Алексей Михайлович ожидал увидеть девушку и оттого как-то неловко дернулся, попятился, задел стоящий позади него манекен и тот с грохотом рухнул на кафельный пол.
– Ничего-ничего… – продавщица легко выбежала из-за прилавка и вместе они вернули лысую модель женщины в вертикальное положение.
Алексей Михайлович машинально поправил на ней кофточку, скрывавшую пластиковую наготу, и разочарованно улыбнулся даме лет пятидесяти, пышное тело которой убегало из джинсов, свисая по бокам, словно перезрелое тесто. Тонкая футболка обрисовывала холмистые груди и все, что бугрилось ниже.
Алексей Михайлович сделал шаг к выходу. Но вдруг передумал.
– Я только вчера приехал. Сегодня весь день искал свою молодость.
Женщина удивленно посмотрела на него, а потом поняла.
– Тут вы ее не найдете. Молодость на пляжах загорает и в барах отдыхает. А здесь магазин готового женского платья, – потеряв интерес к мужчине, похоже, ничего покупать не желавшего, она вернулась за прилавок.
– А вы местная?
Женщина кивнула и села на стул. На ее скучающем лице читалось – праздный разговор не интересен. Сколько тут таких курортников шатается с одинаковым желанием уложить в койку хоть какую-нибудь, а иначе отпуск не удался.
– Может вы знаете… на улице Горной, а может Гранатовой стояла пятиэтажка… Сегодня ездил туда, но не нашел.
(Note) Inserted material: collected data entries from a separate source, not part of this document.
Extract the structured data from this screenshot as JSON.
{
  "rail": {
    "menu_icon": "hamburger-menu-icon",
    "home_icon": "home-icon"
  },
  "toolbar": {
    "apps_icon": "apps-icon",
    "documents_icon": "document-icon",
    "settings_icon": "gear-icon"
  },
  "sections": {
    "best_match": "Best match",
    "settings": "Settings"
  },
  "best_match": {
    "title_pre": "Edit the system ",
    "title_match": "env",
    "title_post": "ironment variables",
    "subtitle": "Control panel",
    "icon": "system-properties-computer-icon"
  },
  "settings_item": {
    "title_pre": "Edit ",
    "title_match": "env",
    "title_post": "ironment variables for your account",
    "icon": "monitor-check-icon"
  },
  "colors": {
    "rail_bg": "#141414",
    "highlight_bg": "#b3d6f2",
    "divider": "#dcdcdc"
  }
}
– На Гранатовой… её давно снесли, – ответила, не поднимая глаз от потрепанной книжки, и перелистнула страницу.
Сердце в груди Алексея Михайловича подпрыгнуло и понеслось аллюром.
«Нашёл! Значит не ошибся…» Но он тут же сник – ну и что, что нашёл. Прошлое не вернуть. А настоящее сидит перед тобой, обрюзгшее и равнодушное. «Никому ты неинтересен», – кольнула неприятная мысль, но Алексей Михайлович не унимался. Пора! Пора, наконец, тратить деньги, доставшиеся от шального выигрыша в лотерею.
Он снял с пластиковой женщины кофточку и, не глядя на цену, пожелал купить. Две с половиной тысячи для старта шикарной жизни не так уж и много.
А дальше продавщица Рая показала ему небо в алмазах.